Anche nel caso di 1992, diretto da Giuseppe Gagliardi, dove non c’è neppure il legame con un forte film precedente come nel caso di Gomorra, si assiste a una liberazione della fiction tradizionale. Grazie, soprattutto, a un tema da cinema d’autore. O che il cinema d’autore avrebbe dovuto trattare, e non lo ha potuto fare per ovvi motivi di vigliaccheria politica o di moralismo da prima serata generalista. E’ vero, quindi, che 1992, magari, è una serie meno rifinita narrativamente di Gomorra, ma è anche molto più libera rispetto a schemi prefissati, a cominciare dal peso del gomorra movie, perché scrive qualcosa che né la nostra fiction né il nostro cinema hanno mai saputo e osato mettere in scena.

E’ il tema, insomma, oltre alla già detta vicinanza con le serie americane, a farne una serie di culto immediato, ma anche a spingerla verso una direzione inaspettata, come quella del cinema di genere. Perché anche qui, dovendo comunque fare cinema piuttosto che fiction da tv generalista, ci si spinge nel mondo del film politico-scandalistico anni ’70, qualcosa che da anni non bazzichiamo più. E, visto che si è più liberi, si possono mettere in scena situazioni se non da pura commedia-sexy, da commedia di satira sociale, come la ragazza che per fare carriera in tv cede alle lusinghe dei corrotti e dei potenti, la ricca rampolla alto-borghese che non sa decidere se seguire le orme del padre o mettersi col poliziotto. E’ il luogo, insomma, in questo caso Sky Atlantic, a spingere i nostri registi a un fortunato ritorno al cinema di genere grazie alle serie «alte».

Non a caso si parla di progetti come un Django seriale, un Diabolik moderno, una serie da girare in Almeria con cowboy contro zombi, oltre a quella, in lavorazione, sulle avventure del giovane Papa Bergoglio, The Young Pope, affidata a Paolo Sorrentino, mentre per altre si cercano di coinvolgere Sydney Sibilia o Matteo Garrone. Lo stesso Garrone ha riconosciuto più che possibile trasformare il suo Il racconto dei racconti in un seriale tv alla Games of Thrones. A ben vedere, oggi, hanno molti più limiti, di narrazione, di temi e di messa in scena, certi piccoli e grandi film d’arte che obbligano i registi al modello sub-Dardenne con la macchina da presa fissa sulla nuca della giovane protagonista sfigata. O a una scrittura che non deve chiarire nulla nei primi venti minuti di spettacolo, per cui neanche lo spettatore capisce nulla. Al punto che diventa più “genere” il cinema d’autore del cinema di genere stesso. E sfrutta meccanismi, spesso, importati dal cinema internazionale e non sempre davvero sentiti. Meglio, allora, questo sano ritorno al nostro Dna anni ’70 con l’avventuroso, la commedia, il poliziesco.

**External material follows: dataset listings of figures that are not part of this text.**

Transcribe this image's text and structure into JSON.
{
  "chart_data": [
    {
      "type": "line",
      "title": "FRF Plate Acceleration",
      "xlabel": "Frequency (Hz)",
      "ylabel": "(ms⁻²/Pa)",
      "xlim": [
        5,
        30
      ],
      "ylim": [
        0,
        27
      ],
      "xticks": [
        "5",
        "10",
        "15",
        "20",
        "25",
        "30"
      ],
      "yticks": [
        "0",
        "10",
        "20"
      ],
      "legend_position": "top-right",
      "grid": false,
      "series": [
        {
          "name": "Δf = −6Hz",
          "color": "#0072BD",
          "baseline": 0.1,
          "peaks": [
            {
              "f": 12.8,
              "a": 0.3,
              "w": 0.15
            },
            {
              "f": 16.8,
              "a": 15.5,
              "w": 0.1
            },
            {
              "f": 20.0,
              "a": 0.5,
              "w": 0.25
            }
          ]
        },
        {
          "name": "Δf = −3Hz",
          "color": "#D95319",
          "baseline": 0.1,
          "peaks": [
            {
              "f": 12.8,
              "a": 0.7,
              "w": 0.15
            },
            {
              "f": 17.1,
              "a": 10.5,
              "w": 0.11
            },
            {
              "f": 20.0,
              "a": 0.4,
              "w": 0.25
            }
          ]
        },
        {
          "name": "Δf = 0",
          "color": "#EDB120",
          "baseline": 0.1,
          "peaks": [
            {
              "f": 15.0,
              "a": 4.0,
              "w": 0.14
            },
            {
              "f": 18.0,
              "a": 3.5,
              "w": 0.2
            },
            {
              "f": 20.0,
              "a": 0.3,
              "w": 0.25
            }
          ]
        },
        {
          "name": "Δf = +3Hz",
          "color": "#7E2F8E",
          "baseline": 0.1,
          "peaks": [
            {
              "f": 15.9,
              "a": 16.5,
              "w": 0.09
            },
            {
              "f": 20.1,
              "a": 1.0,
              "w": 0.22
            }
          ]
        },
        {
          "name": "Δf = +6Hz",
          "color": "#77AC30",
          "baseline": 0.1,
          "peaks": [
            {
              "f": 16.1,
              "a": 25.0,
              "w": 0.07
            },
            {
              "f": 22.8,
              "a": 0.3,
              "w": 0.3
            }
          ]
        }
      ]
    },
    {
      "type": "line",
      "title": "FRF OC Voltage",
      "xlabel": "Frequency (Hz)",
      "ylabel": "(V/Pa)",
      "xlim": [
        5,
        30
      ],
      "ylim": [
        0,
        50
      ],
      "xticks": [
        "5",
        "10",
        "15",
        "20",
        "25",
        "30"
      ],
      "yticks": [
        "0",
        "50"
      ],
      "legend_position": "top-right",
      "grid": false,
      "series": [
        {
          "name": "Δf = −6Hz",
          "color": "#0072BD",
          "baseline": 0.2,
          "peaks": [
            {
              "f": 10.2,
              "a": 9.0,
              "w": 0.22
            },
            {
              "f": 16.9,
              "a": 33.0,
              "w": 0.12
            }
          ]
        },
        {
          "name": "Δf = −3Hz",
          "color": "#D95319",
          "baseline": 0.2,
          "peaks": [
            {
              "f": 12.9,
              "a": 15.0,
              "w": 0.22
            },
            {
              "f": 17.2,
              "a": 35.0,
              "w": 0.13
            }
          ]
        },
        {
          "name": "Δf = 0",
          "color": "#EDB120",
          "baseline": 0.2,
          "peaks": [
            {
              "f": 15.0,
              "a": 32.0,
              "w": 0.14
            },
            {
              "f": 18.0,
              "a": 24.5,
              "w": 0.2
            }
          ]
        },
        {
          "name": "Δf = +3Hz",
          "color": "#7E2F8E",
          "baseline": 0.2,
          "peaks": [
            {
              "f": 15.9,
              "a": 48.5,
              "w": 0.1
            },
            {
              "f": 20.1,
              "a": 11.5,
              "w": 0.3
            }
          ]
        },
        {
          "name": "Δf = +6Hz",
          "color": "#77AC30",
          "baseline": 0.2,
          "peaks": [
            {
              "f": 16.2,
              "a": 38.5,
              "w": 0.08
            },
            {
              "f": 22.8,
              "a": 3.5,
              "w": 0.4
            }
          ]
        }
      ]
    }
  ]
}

Per tanti registi italiani, più o meno giovani, è davvero una liberazione. E per tanta nostra fiction, spesso modesta, mal scritta e mal diretta, potrebbe davvero essere una svolta interessante. Anche perché può finire per coinvolgere nell’operazione di riscrittura dei nostri codici cinematografici anche quanti si sono impegnati in questi anni nelle web series, altra forma intelligente e i novativa di seriale che, grazie all’esplosione del seriale televisivo, possono magari trovare una loro strada popolare.